Monday, August 13, 2018
Editorials

Editorial: Good news for Hillsborough schools

A survey released today that ranks Hillsborough County as a top-rated urban school district reflects the good work being done in the country’s eighth-largest school system. Students are outperforming many of their peers across the nation, resulting in an emerging workforce that is better prepared to compete and attract higher paying jobs to the region. The district needs to reinforce this performance with a strategy for stabilizing its finances. Hillsborough will need to keep its academic offerings and campus infrastructure in top shape if it hopes to sustain these achievements.

Hillsborough fourth-graders tied for first place among large school districts nationally in reading and math, while eighth-graders tied for first in reading and second place in math. The results, announced today by the National Center for Education Statistics, the primary federal entity for analyzing education-related data, is part of a national initiative known as "The Nation’s Report Card." Students from 27 large school districts, including San Diego, Boston, Los Angeles, Houston and others, took part in what communities use as a tool for comparing their students with peers across the country. In an interview Monday with the Tampa Bay Times, Hillsborough superintendent Jeff Eakins said the results were a "win" for the community, and he credited the district’s classroom teachers and academic support programs for preparing students.

"These kids are going to be highly competitive for jobs when they graduate," Eakins said.

Hillsborough business leaders also hailed the results, saying they pointed to an edge for the bay area in its efforts to attract quality employers. They noted Tampa’s appeal as a destination for digital-savvy millennials, and healthy job growth in the fields of STEM industries — science, technology, engineering and math. New employers want a premium workforce, and Craig J. Richard, chief executive of the Tampa Hillsborough Economic Development Corporation, said the results show "highly skilled talent and a robust pipeline of well-educated students coming from our local K-12 and higher education systems."
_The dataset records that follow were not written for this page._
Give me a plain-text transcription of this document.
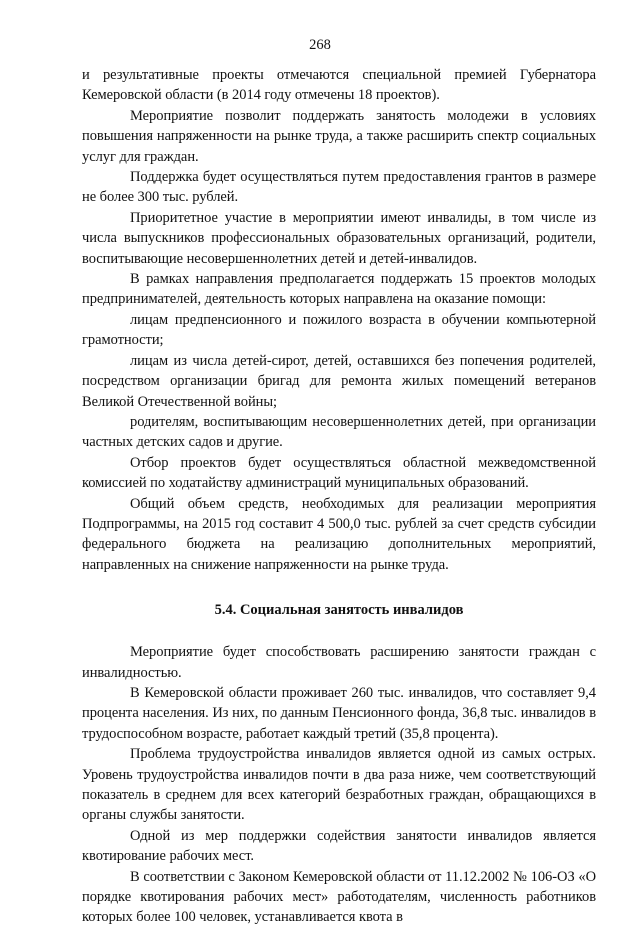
268

и результативные проекты отмечаются специальной премией Губернатора Кемеровской области (в 2014 году отмечены 18 проектов).

Мероприятие позволит поддержать занятость молодежи в условиях повышения напряженности на рынке труда, а также расширить спектр социальных услуг для граждан.

Поддержка будет осуществляться путем предоставления грантов в размере не более 300 тыс. рублей.

Приоритетное участие в мероприятии имеют инвалиды, в том числе из числа выпускников профессиональных образовательных организаций, родители, воспитывающие несовершеннолетних детей и детей-инвалидов.

В рамках направления предполагается поддержать 15 проектов молодых предпринимателей, деятельность которых направлена на оказание помощи:

лицам предпенсионного и пожилого возраста в обучении компьютерной грамотности;

лицам из числа детей-сирот, детей, оставшихся без попечения родителей, посредством организации бригад для ремонта жилых помещений ветеранов Великой Отечественной войны;

родителям, воспитывающим несовершеннолетних детей, при организации частных детских садов и другие.

Отбор проектов будет осуществляться областной межведомственной комиссией по ходатайству администраций муниципальных образований.

Общий объем средств, необходимых для реализации мероприятия Подпрограммы, на 2015 год составит 4 500,0 тыс. рублей за счет средств субсидии федерального бюджета на реализацию дополнительных мероприятий, направленных на снижение напряженности на рынке труда.

5.4. Социальная занятость инвалидов

Мероприятие будет способствовать расширению занятости граждан с инвалидностью.

В Кемеровской области проживает 260 тыс. инвалидов, что составляет 9,4 процента населения. Из них, по данным Пенсионного фонда, 36,8 тыс. инвалидов в трудоспособном возрасте, работает каждый третий (35,8 процента).

Проблема трудоустройства инвалидов является одной из самых острых. Уровень трудоустройства инвалидов почти в два раза ниже, чем соответствующий показатель в среднем для всех категорий безработных граждан, обращающихся в органы службы занятости.

Одной из мер поддержки содействия занятости инвалидов является квотирование рабочих мест.

В соответствии с Законом Кемеровской области от 11.12.2002 № 106-ОЗ «О порядке квотирования рабочих мест» работодателям, численность работников которых более 100 человек, устанавливается квота в
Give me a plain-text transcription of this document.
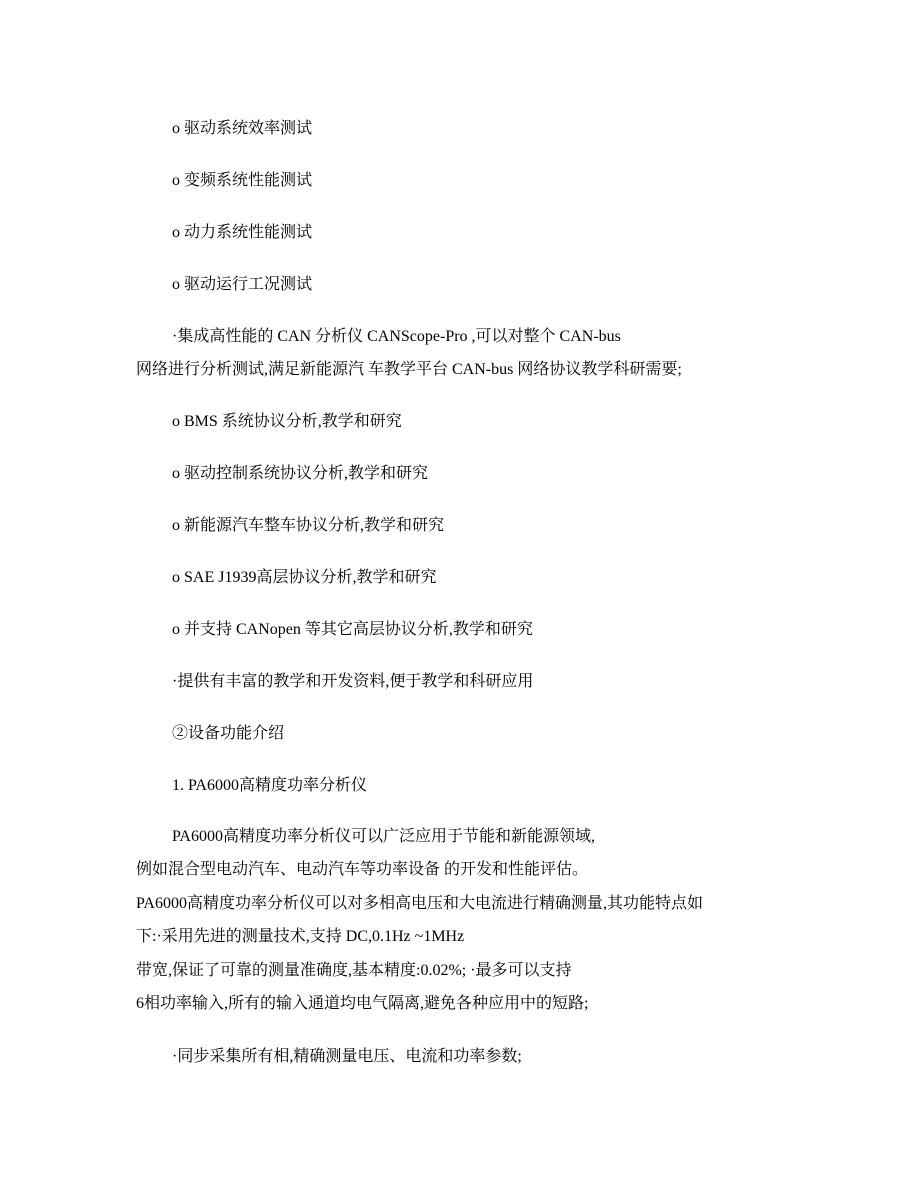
o 驱动系统效率测试

o 变频系统性能测试

o 动力系统性能测试

o 驱动运行工况测试

·集成高性能的 CAN 分析仪 CANScope-Pro ,可以对整个 CAN-bus

网络进行分析测试,满足新能源汽 车教学平台 CAN-bus 网络协议教学科研需要;

o BMS 系统协议分析,教学和研究

o 驱动控制系统协议分析,教学和研究

o 新能源汽车整车协议分析,教学和研究

o SAE J1939高层协议分析,教学和研究

o 并支持 CANopen 等其它高层协议分析,教学和研究

·提供有丰富的教学和开发资料,便于教学和科研应用

②设备功能介绍

1. PA6000高精度功率分析仪

PA6000高精度功率分析仪可以广泛应用于节能和新能源领域,

例如混合型电动汽车、电动汽车等功率设备 的开发和性能评估。

PA6000高精度功率分析仪可以对多相高电压和大电流进行精确测量,其功能特点如

下:·采用先进的测量技术,支持 DC,0.1Hz ~1MHz

带宽,保证了可靠的测量准确度,基本精度:0.02%; ·最多可以支持

6相功率输入,所有的输入通道均电气隔离,避免各种应用中的短路;

·同步采集所有相,精确测量电压、电流和功率参数;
Some skeptics of the rankings suggest the national comparisons are skewed because Hillsborough does not have the same concentrations of poverty as other large, urban districts, which can pose greater challenges to the learning environment. But that should not detract from the value of a nationwide snapshot that examines Hillsborough’s performance with similar-sized districts. Every community has its own characteristics. These rankings provide one of many windows for urban counties as they explore how to raise academics in the formative years as children move toward college and the workforce.

As excited as local officials are with the rankings, Hillsborough faces serious challenges in the years ahead in finding adequate financial resources. Facing a multibillion dollar price tag for unmet maintenance needs and new school construction, the district will need to convince the public it is taking all steps possible to comb through its programs and consolidate facilities to channel more money to the classroom. School Board elections this year are an opportunity for voters to assess where the district is going, how nimbly it is reacting to financial pressures and how committed board members are to making the difficult decisions to ensure long-term success in the classroom. Today’s news is a welcome step in that debate and a reminder of how a school district’s impact goes far beyond each campus.